Like most primates for the past…oh, million years or so, I spent much of my youth out-of-doors. I built snow forts with my friends, competed with them for who could climb the tallest pine tree, and hang on as it swayed in a stiff breeze. We had Pee Rock, whose purpose, as the name implies, was to serve as a platform for peeing contests. And Green Rock, a secret meeting place in the forbidden forest across the street from my house. We assembled a dangerous rickety go-cart out of scrap two by fours, powered it with an old castaway three-quarter horsepower Maytag washing machine engine, replete with kickstarter. We re-purposed a set of official Soapbox Derby wheels, used once only, for running gear, and steered the contraption with clothesline, like reins.
Only during the last decade or two have the young of our species begun to prefer sprawling supine before a glowing monitor, rapidly twitching their thumbs.
But I don’t criticize.
Who knows? Perhaps this is a moment in evolution larger than I can grasp, and those of us with the great out-of-doors embedded in our DNA are merely relicts.
Anyway, I started with the idea of telling you one of the great outdoor lessons I learned at an early age: never place a can of unopened baked beans in the campfire. The result may require several hours of scraping and cleaning camp hardware, tents and assorted paraphernalia. Not to mention various personnel unfortunate enough to have been standing within the blast radius.
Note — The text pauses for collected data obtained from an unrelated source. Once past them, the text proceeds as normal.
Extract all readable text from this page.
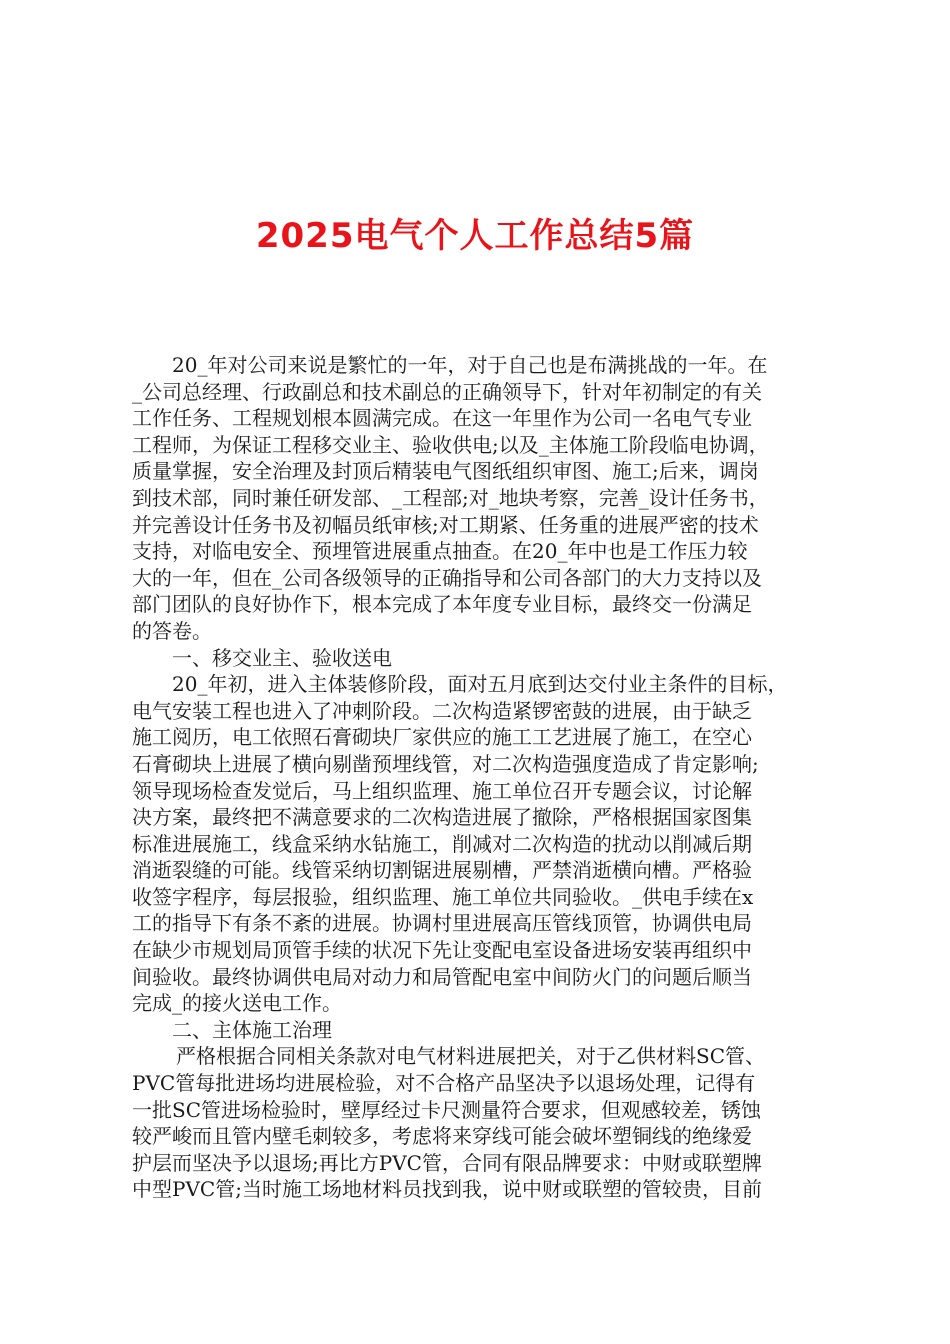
2025电气个人工作总结5篇
20_年对公司来说是繁忙的一年，对于自己也是布满挑战的一年。在
_公司总经理、行政副总和技术副总的正确领导下，针对年初制定的有关
工作任务、工程规划根本圆满完成。在这一年里作为公司一名电气专业
工程师，为保证工程移交业主、验收供电;以及_主体施工阶段临电协调，
质量掌握，安全治理及封顶后精装电气图纸组织审图、施工;后来，调岗
到技术部，同时兼任研发部、_工程部;对_地块考察，完善_设计任务书，
并完善设计任务书及初幅员纸审核;对工期紧、任务重的进展严密的技术
支持，对临电安全、预埋管进展重点抽查。在20_年中也是工作压力较
大的一年，但在_公司各级领导的正确指导和公司各部门的大力支持以及
部门团队的良好协作下，根本完成了本年度专业目标，最终交一份满足
的答卷。
一、移交业主、验收送电
20_年初，进入主体装修阶段，面对五月底到达交付业主条件的目标，
电气安装工程也进入了冲刺阶段。二次构造紧锣密鼓的进展，由于缺乏
施工阅历，电工依照石膏砌块厂家供应的施工工艺进展了施工，在空心
石膏砌块上进展了横向剔凿预埋线管，对二次构造强度造成了肯定影响;
领导现场检查发觉后，马上组织监理、施工单位召开专题会议，讨论解
决方案，最终把不满意要求的二次构造进展了撤除，严格根据国家图集
标准进展施工，线盒采纳水钻施工，削减对二次构造的扰动以削减后期
消逝裂缝的可能。线管采纳切割锯进展剔槽，严禁消逝横向槽。严格验
收签字程序，每层报验，组织监理、施工单位共同验收。_供电手续在x
工的指导下有条不紊的进展。协调村里进展高压管线顶管，协调供电局
在缺少市规划局顶管手续的状况下先让变配电室设备进场安装再组织中
间验收。最终协调供电局对动力和局管配电室中间防火门的问题后顺当
完成_的接火送电工作。
二、主体施工治理
严格根据合同相关条款对电气材料进展把关，对于乙供材料SC管、
PVC管每批进场均进展检验，对不合格产品坚决予以退场处理，记得有
一批SC管进场检验时，壁厚经过卡尺测量符合要求，但观感较差，锈蚀
较严峻而且管内壁毛刺较多，考虑将来穿线可能会破坏塑铜线的绝缘爱
护层而坚决予以退场;再比方PVC管，合同有限品牌要求：中财或联塑牌
中型PVC管;当时施工场地材料员找到我，说中财或联塑的管较贵，目前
But I digress. Today is an easy loafing jaunt from Pike’s Peak to Rocky Mountain National Park. Six hours, 120 miles. I stick to the back roads—the ones that barely make an appearance on my GPS. Mostly county roads that twist, rise and fall through mountainous country scattered with tiny sleepy villages. Upon arrival, I set camp and still have plenty of time to run down to Safeway in Estes Park for fresh provisions. I return to camp and boil some eggs, which I enjoy on my salads.